Friday 9 September 2016

Anthropoid


Rating: 4/5

Anthropoid (2016)

Starring: Jamie Dornan, Cillian Murphy, Toby Jones, Harry Lloyd

Director: Sean Ellis

Available on: Amazon Prime

Of all history’s monsters, there are few who wrought more destruction than Reinhard Heydrich. Outranked in the SS by Heinrich Himmler alone, Heydrich was the urbane and calculating architect of that most horrifying of national policies: the Final Solution. His chairing of the Wannsee Conference in 1942 sealed the fate of Europe’s Jews and elevated him to a level where Adolf Hitler’s admiration was as tangible as any medal pinned on a grey uniform.

It was Kenneth Branagh, of course, who played Heydrich with such grace in 2001’s Conspiracy, a chronicle of the chillingly unfussy manner in which he and other high-ranking Nazis convened around a polished tabled and decided upon the most expeditious method for solving their particular Jewish question.  

His assassination, then, in Prague, dealt a significant blow to the upper echelons of the Third Reich and signalled that few Nazis were safe from the citizens they sought to dominate. For English filmmaker Sean Ellis, that event represents a solid base upon which to construct his latest picture, Anthropoid.

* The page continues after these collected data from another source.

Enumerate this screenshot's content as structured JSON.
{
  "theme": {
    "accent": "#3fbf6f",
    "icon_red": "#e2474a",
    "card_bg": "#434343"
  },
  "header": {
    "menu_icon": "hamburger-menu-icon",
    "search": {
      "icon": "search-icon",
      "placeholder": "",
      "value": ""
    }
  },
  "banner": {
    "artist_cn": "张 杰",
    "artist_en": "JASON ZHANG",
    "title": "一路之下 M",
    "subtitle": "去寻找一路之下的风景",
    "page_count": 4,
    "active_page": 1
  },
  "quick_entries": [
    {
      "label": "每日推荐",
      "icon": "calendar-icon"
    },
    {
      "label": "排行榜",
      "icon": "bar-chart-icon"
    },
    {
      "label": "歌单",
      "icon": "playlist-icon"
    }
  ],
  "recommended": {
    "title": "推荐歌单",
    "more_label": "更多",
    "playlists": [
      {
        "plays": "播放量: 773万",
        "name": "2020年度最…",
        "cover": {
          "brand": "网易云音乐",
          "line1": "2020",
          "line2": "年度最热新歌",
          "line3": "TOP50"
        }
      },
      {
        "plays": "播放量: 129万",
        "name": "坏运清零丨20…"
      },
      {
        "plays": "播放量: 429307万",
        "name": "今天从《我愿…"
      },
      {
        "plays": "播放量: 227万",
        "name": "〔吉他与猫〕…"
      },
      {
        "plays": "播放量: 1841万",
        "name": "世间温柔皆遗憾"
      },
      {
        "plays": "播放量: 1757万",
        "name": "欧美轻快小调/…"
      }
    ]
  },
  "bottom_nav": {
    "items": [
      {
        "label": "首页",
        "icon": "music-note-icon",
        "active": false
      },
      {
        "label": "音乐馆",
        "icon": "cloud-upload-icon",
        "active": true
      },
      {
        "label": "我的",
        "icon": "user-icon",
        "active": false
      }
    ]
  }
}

Taking its title from the code name of the operation intended by the exiled Czech government to kill Heydrich — acting as the region’s governor at the time — and thus decapitate Germany’s local structures in the process, Ellis’s work is a tense and compelling account of one of World War II’s less heralded moments.  

In the starring roles, Jamie Dornan and Cillian Murphy offer up glowering commitment as the agents sent home from London for the purpose of executing a man commonly known as ‘the Butcher of Prague.’ It is no small undertaking.

A film boasting occasionally beautiful visuals, Anthropoid opens with assassins Jozef Gabčík (Murphy) and Jan Kubiš (Dornan) parachuting into the snow-crusted forests beyond the Czech capital, in December 1941. From the beginning, Ellis wields a sense of tension that continues throughout, his heroes never more than a slip away from discovery and death. Capturing events in the handheld style that has served compatriot Paul Greengrass so well, the director mines multiple thrills from a period drama as convincing as it is important.


In an era of movies failing to connect due to poor pacing, this succeeds in never lessening the level of foreboding that lurks around each corner. Within minutes Gabčík and Kubiš dispatch a traitor, meet resistance handlers, reconnect with their mission team and settle into new lodgings, events that avoid coming off as overly hasty, in spite of the truncation of history’s timeline, thanks to a long, dark shadow cast by the Reich, one that demands speed of movement and thought.

Indeed, before long the central duo have established the details of their scheme, though in truth they are merely tools of distant superiors, a fact giving rise to more than a little friction with the local partisans, whose diminished but determined efforts are headed up by Toby Jones’s genial "Uncle" Hajský. This dash of political dissonance pushes the proceedings beyond a mere tale of wartime derring-do, illustrating, instead, how divisions can emerge when they are least useful.

It is fraternity, however, that drives a small band of crusaders (including Game of Thrones alum Harry Lloyd) towards the ultimate goal. In the latter stages such common cause is needed more than ever, enemies and fate closing in on the conspirators. The attempt on Heydrich’s life is swift and violent, a slickly produced set piece that descends into chaos; confusion and the need to survive supplant Hollywood-style grandstanding.   

As far as performances go, the leads excel with portrayals that provide just enough layers to seem real. Murphy — no stranger to thick accents — is awarded the best lines, never shirking from the opportunity to ratchet up the intensity of his gaze. He might be the brains of the partnership, and Dornan’s softly spoken sidekick its sweeter conscience, but there exists tangible chemistry between them, an almost unspoken bond that peeps out on more than one occasion.

If both men are underwhelmed by poorly conceived romantic entanglements that develop, then depart, too quickly, they triumph before the end. The brilliant conclusion, a firefight that tears through the sanctified confines of an elegant Prague church, sees both actors come into their own. Themes of courage and mortality are weighty, no doubt, yet Ellis handles these deftly, imbuing the finale with an emotional heft that feels truly profound.